Published: 29 November 2011

Abstract

Large-scale, deep resequencing may be the next logical step in the genetic investigation of common complex diseases. Because each individual is likely to carry many thousands of variants, the identification of causal alleles requires an efficient strategy to reduce the number of candidate variants. Under many genetic models, causal alleles can be expected to reside within identity-by-descent (IBD) regions shared by affected relatives. In distant relatives, IBD regions constitute a small portion of the genome and can thus greatly reduce the search space for causal alleles. However, the effectiveness of this strategy is unknown. We test the simulated mini-exome data set in extended pedigrees provided by Genetic Analysis Workshop 17. At the fourth- and fifth-degree level of relatedness, case-case pairs shared between 1% and 9% of the genome identical by descent.
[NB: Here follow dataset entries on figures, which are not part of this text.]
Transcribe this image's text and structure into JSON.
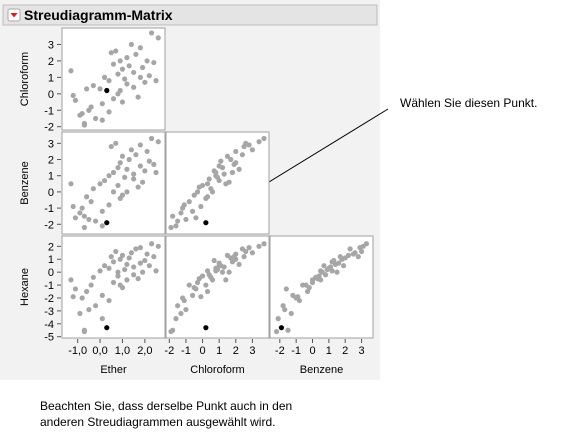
{
  "chart_data": {
    "type": "scatter_matrix",
    "title": "Streudiagramm-Matrix",
    "color": "#a6a6a6",
    "selected_color": "#000000",
    "selected": 0,
    "annotation": "Wählen Sie diesen Punkt.",
    "caption": [
      "Beachten Sie, dass derselbe Punkt auch in den",
      "anderen Streudiagrammen ausgewählt wird."
    ],
    "variables": [
      {
        "name": "Ether",
        "lim": [
          -1.7,
          2.9
        ],
        "ticks": [
          {
            "value": -1,
            "label": "-1,0"
          },
          {
            "value": 0,
            "label": "0,0"
          },
          {
            "value": 1,
            "label": "1,0"
          },
          {
            "value": 2,
            "label": "2,0"
          }
        ],
        "values": [
          0.3,
          -1.3,
          -1.1,
          -0.8,
          -0.6,
          -0.4,
          -0.3,
          -0.2,
          0.0,
          0.1,
          0.2,
          -0.7,
          0.4,
          0.5,
          0.6,
          0.6,
          0.7,
          0.8,
          0.8,
          0.9,
          1.0,
          1.0,
          1.1,
          1.2,
          1.2,
          1.3,
          1.4,
          1.5,
          1.5,
          1.6,
          1.7,
          1.8,
          1.8,
          1.9,
          2.0,
          2.1,
          2.2,
          2.3,
          2.4,
          2.5,
          2.6,
          -0.9,
          -0.5,
          0.1,
          0.4,
          -1.2,
          0.9,
          -0.7
        ]
      },
      {
        "name": "Chloroform",
        "lim": [
          -2.2,
          4.0
        ],
        "ticks": [
          -2,
          -1,
          0,
          1,
          2,
          3
        ],
        "values": [
          0.2,
          1.4,
          -0.4,
          -1.2,
          0.3,
          -0.8,
          0.5,
          -1.5,
          0.3,
          -0.6,
          1.0,
          -1.8,
          0.8,
          2.5,
          1.8,
          -0.3,
          2.6,
          1.2,
          0.0,
          2.0,
          1.5,
          -0.5,
          0.9,
          2.2,
          0.6,
          1.7,
          3.0,
          0.4,
          1.3,
          2.4,
          -0.2,
          1.0,
          2.8,
          1.6,
          0.7,
          2.0,
          1.1,
          3.7,
          1.9,
          0.8,
          3.4,
          -1.3,
          -1.0,
          -1.6,
          -1.1,
          -0.1,
          0.2,
          -1.9
        ]
      },
      {
        "name": "Benzene",
        "lim": [
          -2.6,
          3.7
        ],
        "ticks": [
          -2,
          -1,
          0,
          1,
          2,
          3
        ],
        "values": [
          -1.9,
          0.5,
          -1.6,
          -1.0,
          -0.3,
          -0.6,
          0.2,
          -1.8,
          0.5,
          -1.2,
          0.7,
          -1.5,
          1.0,
          2.8,
          1.2,
          0.0,
          3.0,
          1.5,
          0.4,
          1.8,
          2.2,
          -0.2,
          0.9,
          1.4,
          0.0,
          2.0,
          2.6,
          0.8,
          1.1,
          2.3,
          0.3,
          1.6,
          2.9,
          0.6,
          1.3,
          2.5,
          1.9,
          3.3,
          1.7,
          1.2,
          3.1,
          -1.3,
          -1.7,
          -2.1,
          -0.8,
          -0.9,
          -0.4,
          -2.2
        ]
      },
      {
        "name": "Hexane",
        "lim": [
          -5.1,
          2.8
        ],
        "ticks": [
          -5,
          -4,
          -3,
          -2,
          -1,
          0,
          1,
          2
        ],
        "values": [
          -4.3,
          -0.6,
          -1.3,
          -2.0,
          -1.5,
          -1.0,
          -0.4,
          -2.6,
          0.1,
          -1.8,
          0.5,
          -4.5,
          0.3,
          1.2,
          0.8,
          -0.8,
          1.6,
          0.0,
          -0.3,
          1.0,
          1.3,
          -1.2,
          0.2,
          0.6,
          -0.6,
          1.1,
          1.5,
          -0.2,
          0.4,
          1.8,
          -0.5,
          0.7,
          1.9,
          0.0,
          0.9,
          1.4,
          0.5,
          2.2,
          1.2,
          0.1,
          2.0,
          -3.2,
          -2.9,
          -3.6,
          -2.2,
          -1.9,
          -1.0,
          -4.6
        ]
      }
    ]
  }
}
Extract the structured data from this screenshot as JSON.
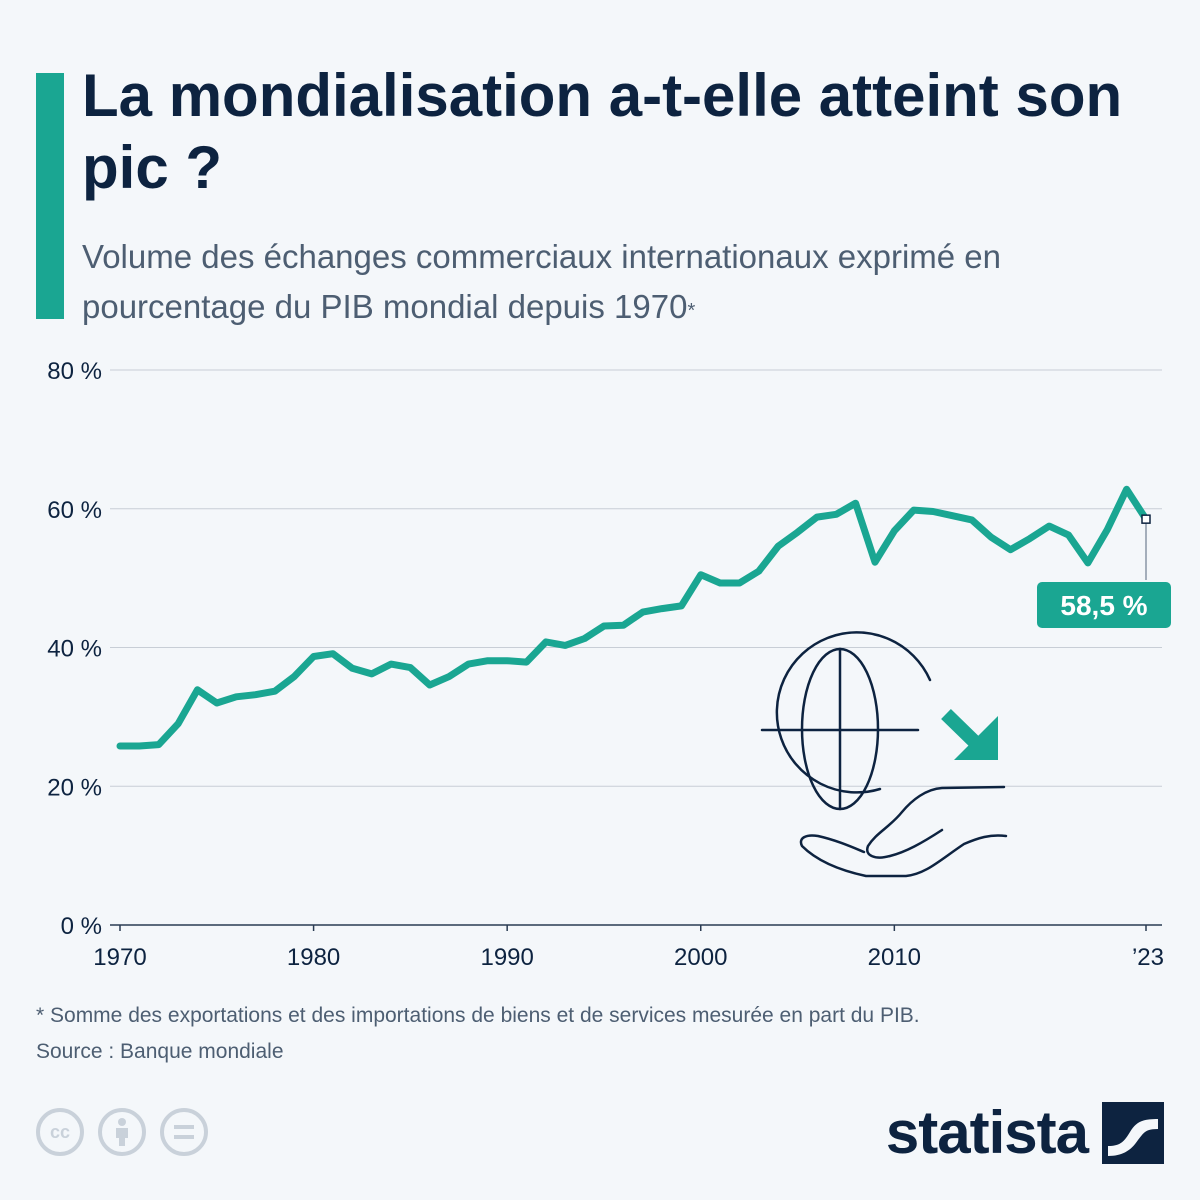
{
  "header": {
    "title": "La mondialisation a-t-elle atteint son pic ?",
    "subtitle": "Volume des échanges commerciaux internationaux exprimé en pourcentage du PIB mondial depuis 1970",
    "subtitle_mark": "*"
  },
  "chart_data": {
    "type": "line",
    "title": "",
    "xlabel": "",
    "ylabel": "",
    "x": [
      1970,
      1971,
      1972,
      1973,
      1974,
      1975,
      1976,
      1977,
      1978,
      1979,
      1980,
      1981,
      1982,
      1983,
      1984,
      1985,
      1986,
      1987,
      1988,
      1989,
      1990,
      1991,
      1992,
      1993,
      1994,
      1995,
      1996,
      1997,
      1998,
      1999,
      2000,
      2001,
      2002,
      2003,
      2004,
      2005,
      2006,
      2007,
      2008,
      2009,
      2010,
      2011,
      2012,
      2013,
      2014,
      2015,
      2016,
      2017,
      2018,
      2019,
      2020,
      2021,
      2022,
      2023
    ],
    "series": [
      {
        "values": [
          25.8,
          25.8,
          26.0,
          29.0,
          33.9,
          32.0,
          32.9,
          33.2,
          33.7,
          35.8,
          38.7,
          39.1,
          37.0,
          36.2,
          37.6,
          37.1,
          34.6,
          35.8,
          37.6,
          38.1,
          38.1,
          37.9,
          40.8,
          40.3,
          41.3,
          43.1,
          43.2,
          45.1,
          45.6,
          46.0,
          50.5,
          49.3,
          49.3,
          51.0,
          54.6,
          56.6,
          58.8,
          59.2,
          60.8,
          52.3,
          56.8,
          59.8,
          59.6,
          59.0,
          58.4,
          55.9,
          54.1,
          55.7,
          57.5,
          56.2,
          52.2,
          57.0,
          62.8,
          58.5
        ]
      }
    ],
    "ylim": [
      0,
      80
    ],
    "xlim": [
      1970,
      2023
    ],
    "y_ticks": [
      "0 %",
      "20 %",
      "40 %",
      "60 %",
      "80 %"
    ],
    "y_tick_values": [
      0,
      20,
      40,
      60,
      80
    ],
    "x_ticks": [
      "1970",
      "1980",
      "1990",
      "2000",
      "2010",
      "’23"
    ],
    "x_tick_values": [
      1970,
      1980,
      1990,
      2000,
      2010,
      2023
    ],
    "annotation": {
      "x": 2023,
      "y": 58.5,
      "text": "58,5 %"
    },
    "grid": true,
    "line_color": "#1aa692",
    "grid_color": "#c8ced6"
  },
  "footer": {
    "note": "* Somme des exportations et des importations de biens et de services mesurée en part du PIB.",
    "source": "Source : Banque mondiale",
    "brand": "statista",
    "cc_icons": [
      "cc-icon",
      "by-icon",
      "nd-icon"
    ]
  }
}
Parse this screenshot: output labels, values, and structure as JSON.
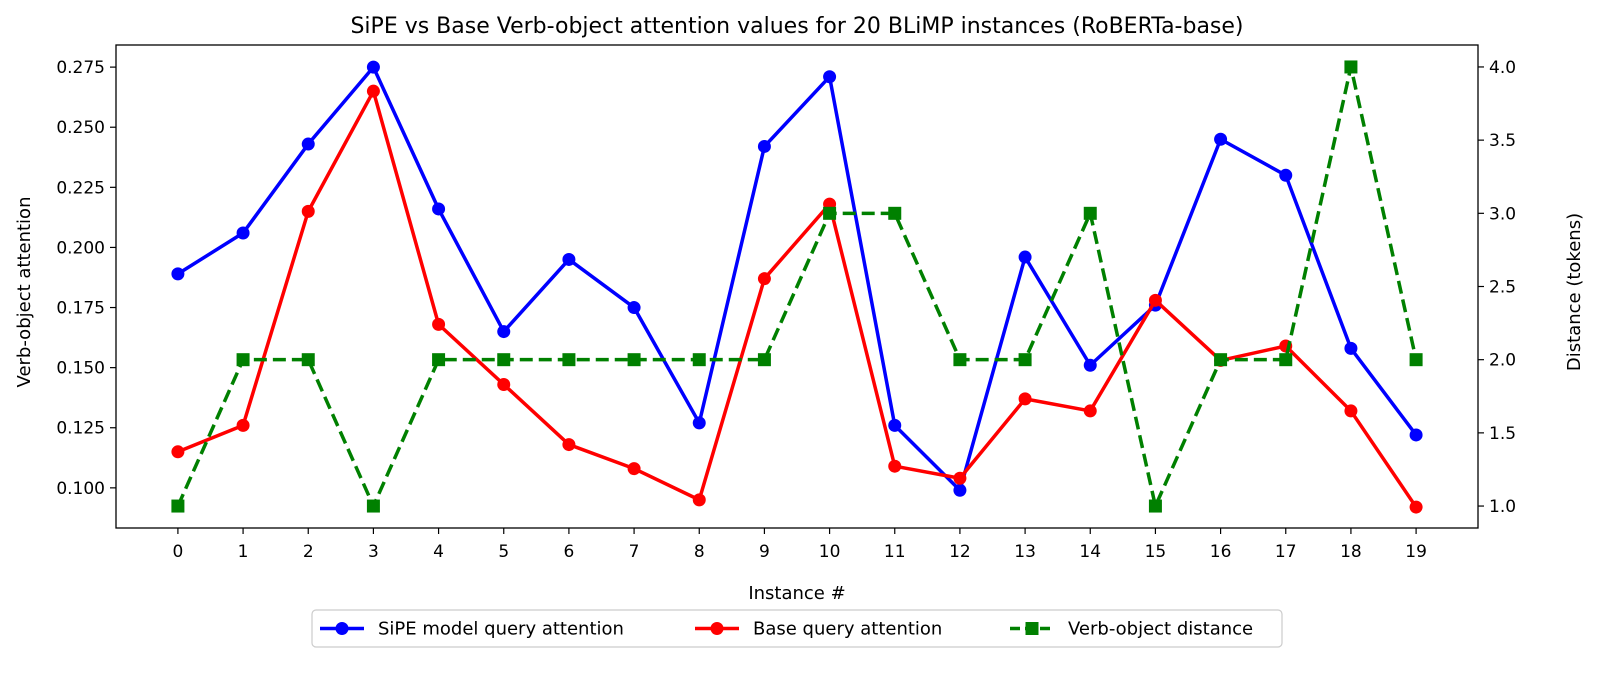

As expected, no genes were shared identical by descent by all case subjects, but 43 genes were shared by many case subjects across at least 50 replicates. We filtered variants in these genes based on population frequency, function, informativeness, and evidence of association using the family-based association test. This analysis highlighted five genes previously implicated in triglyceride, lipid, and cholesterol metabolism. Comparison with the list of true risk alleles revealed that strict IBD filtering followed by association testing of the rarest alleles was the most sensitive strategy. IBD filtering may be a useful strategy for narrowing down the list of candidate variants in exome data, but the optimal degree of relatedness of affected pairs will depend on the genetic architecture of the disease under study.